The dependent variable is V161187 which measures individuals’ positions on ease of access to guns. Recode it so that 2=”easier”, 1 = “about the same” and 0 = “more difficult”.


In a single, concise, and engaging paragraph, report the mean value of the gun control variable across the four generations (so 4 means). Your audience is someone reading a newspaper article or op-ed. You’ll need to explain, in general terms, what the variables measure and what different values/scores mean.




Q3 : Economic outlook and vote choice in the 2016 election [5 points]


Next let’s look at the relationship between individuals’ concern about the economy and vote choice. First find V161141x, which measures respondents’ beliefs about what the economy will be like over the year following the election. Recode appropriate cases to be ‘missing’.

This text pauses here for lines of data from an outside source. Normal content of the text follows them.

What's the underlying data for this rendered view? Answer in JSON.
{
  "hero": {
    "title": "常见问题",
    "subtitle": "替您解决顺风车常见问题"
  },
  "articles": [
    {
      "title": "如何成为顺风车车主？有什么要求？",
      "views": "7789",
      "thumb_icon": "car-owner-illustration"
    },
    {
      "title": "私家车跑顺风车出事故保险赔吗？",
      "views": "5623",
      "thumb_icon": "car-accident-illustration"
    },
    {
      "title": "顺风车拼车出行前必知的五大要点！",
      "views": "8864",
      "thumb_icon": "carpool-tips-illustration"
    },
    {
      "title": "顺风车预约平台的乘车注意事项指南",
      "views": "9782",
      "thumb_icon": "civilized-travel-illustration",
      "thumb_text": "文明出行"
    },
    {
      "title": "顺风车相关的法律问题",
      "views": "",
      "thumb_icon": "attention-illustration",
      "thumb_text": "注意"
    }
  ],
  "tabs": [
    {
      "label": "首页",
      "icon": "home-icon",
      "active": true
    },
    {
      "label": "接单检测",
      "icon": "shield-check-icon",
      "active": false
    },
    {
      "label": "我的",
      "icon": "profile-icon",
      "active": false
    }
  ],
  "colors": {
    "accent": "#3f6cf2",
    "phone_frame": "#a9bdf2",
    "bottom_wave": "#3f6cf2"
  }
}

Next use V162034a to create a binary measure of whether people voted for Donald Trump (=0) or Hillary Clinton (=1).


Now run a crosstab telling us the percentage of people who voted for Clinton or Trump within each level of the economy variable. Report results of this crosstab in a clear and compelling paragraph. Use some of the results from the table, but not all when explaining what you found(there should be 10 cells in the table).



Q4 : Interpreting a p-value [3pts]


Create a variable that indicates whether people live in Washington State or Oregon (everyone else will be missing). Use V161010e to start and look for the states “WA” and “OR”. Note that this is a ‘string’ variable not a numeric one.


Run a crosstab using the vote choice variable you created in Question 3 and the Wash/Oregon variable. When you run the cross tab be sure to use the “,chi” command to get a p-value. In a single sentence, report and interpret the p-value for an intelligent reader who knows little about statistics. Your answer should only talk about the p-value and what it means. Don’t discuss the percentages present in your crosstab.